In some ways the Internet is definitely an enemy. This morning I was going to work on a Lincoln rewrite before I came to meet you. A couple of days ago I biked all over Provincetown looking for a needle threader—you know, one of those old-fashioned little tin discs with a cameo on it and a thin wire loop sticking out. I found one and bought it. I’m trying to teach myself how to needlepoint. I even considered bringing my needlepointing here, needlepointing during the interview, but then what would you think? Anyway, I bought this needle threader, but it was crap–two uses into it, the thing broke. So, this morning before working on Lincoln, I decided I would go online and find a really good needle threader.

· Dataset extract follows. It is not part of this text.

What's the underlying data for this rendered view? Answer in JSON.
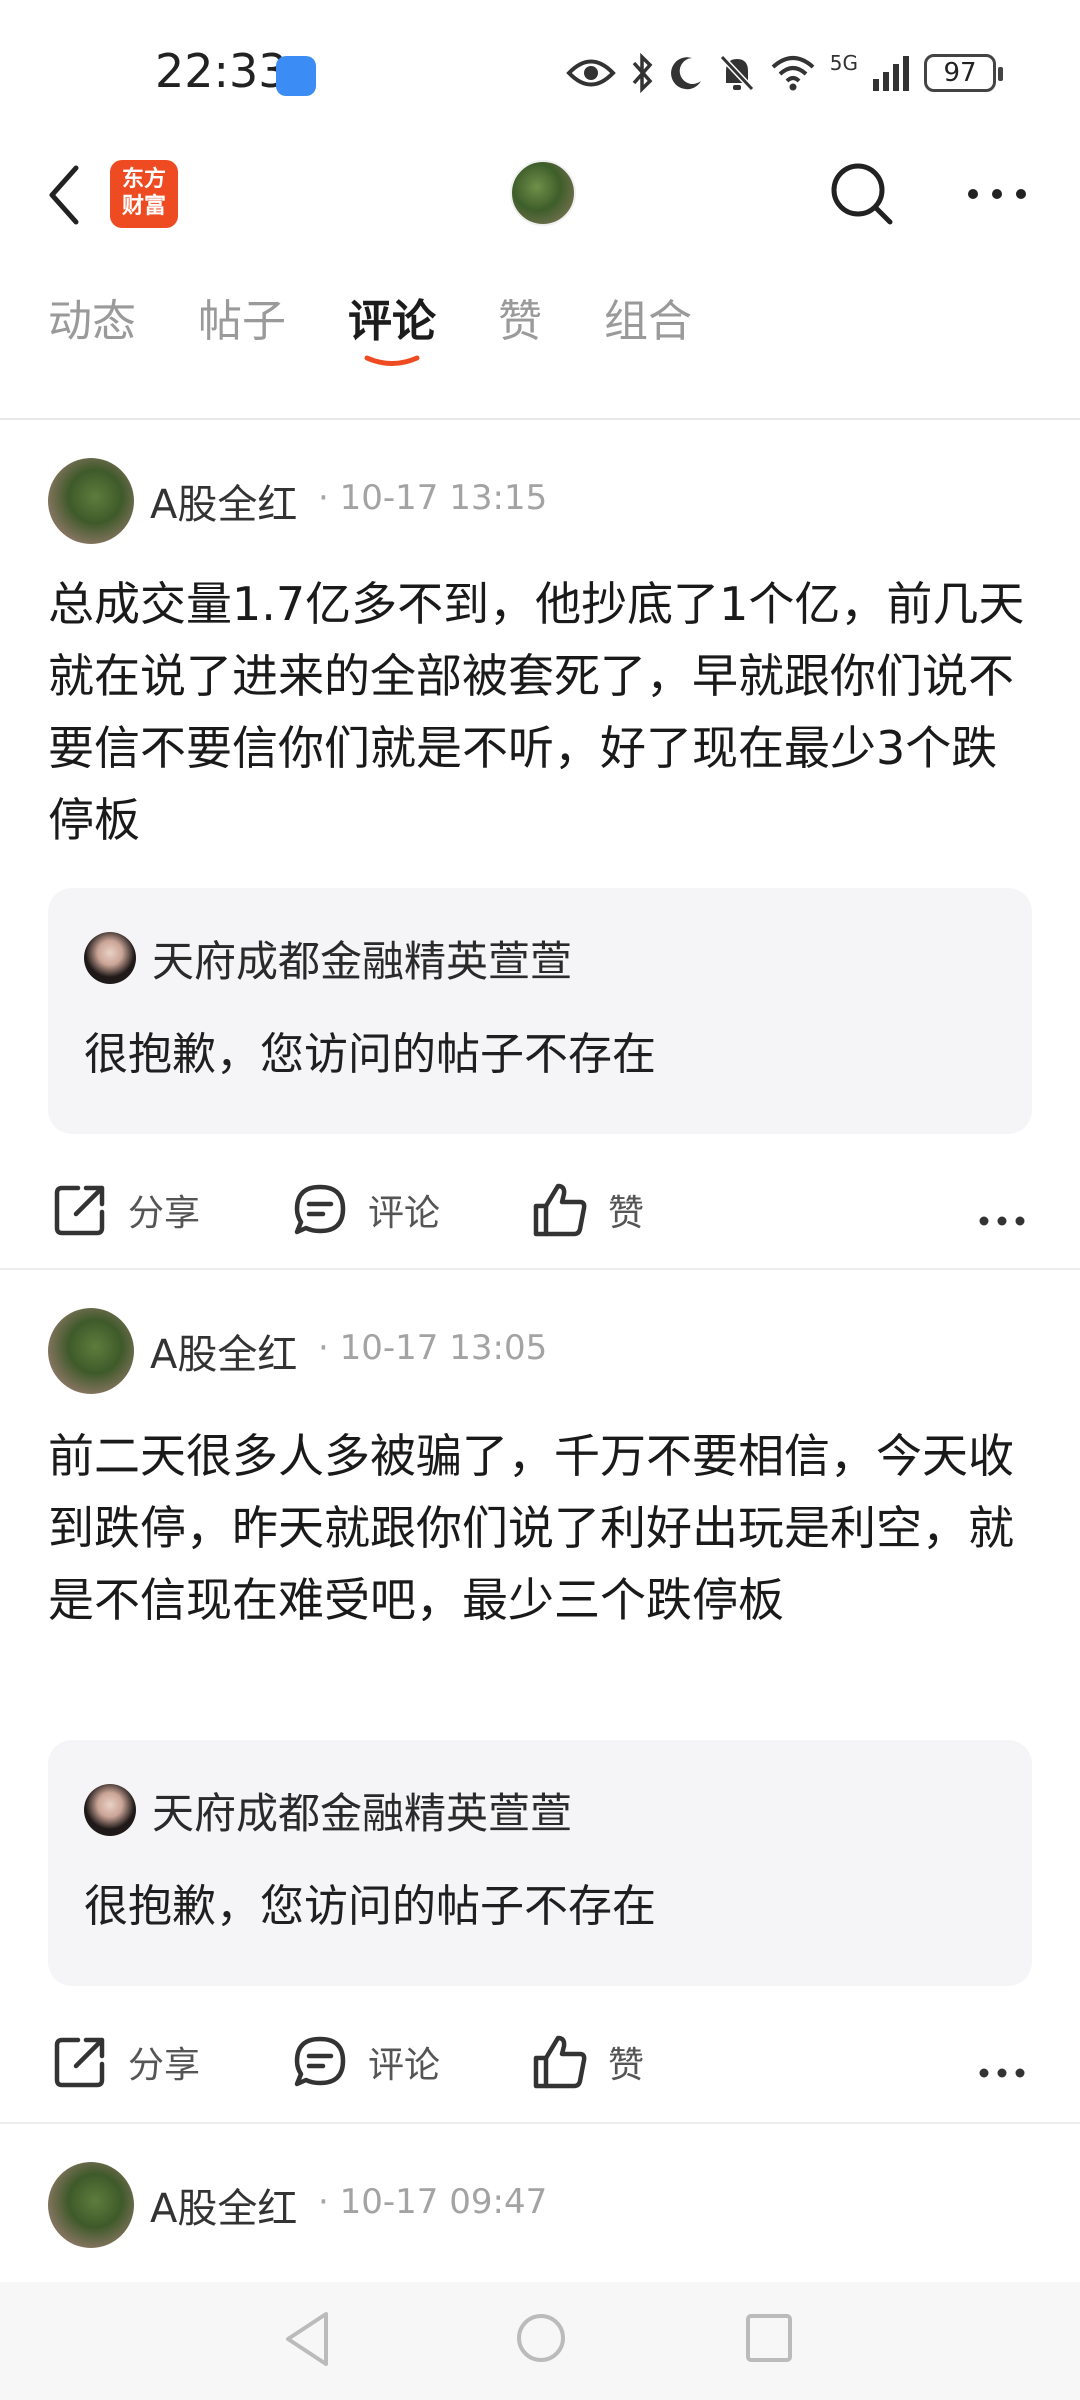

And who knew that on Amazon alone, there are dozens of needle threaders? So I started thinking, Why does this needle threader have five starts and this one four and a half? And this one only has two, isn’t that interesting? Can you imagine who got this needle threader and was really disappointed? And then, it’s like, Oh my God, it’s ten o’clock! I didn’t do any work.

Wallace Shawn:

I wish there were more plays about a life that is exactly like mine. I would love that! If the program says, ‘An apartment in Manhattan today,’ I’m thrilled! And if it says, ‘An apartment in Chelsea, in Manhattan, today,’ where I live, I’d be even more thrilled. I’m amazed if I can see an actor imitate someone with a French accent—that’s fantastic—and I’m even more excited if an actor can illuminate the psychological state of a person similar to me and the people I know. So I do like naturalistic theater. But I like many kinds of theater.

Plus, poetry from John Ashbery, Sophie Cabot Black, Raúl Zurita, Octavio Paz, Lucie Brock-Broido, and David Ferry; nonfiction by Ludmilla Petrushevskaya; and a new translation of Virgil.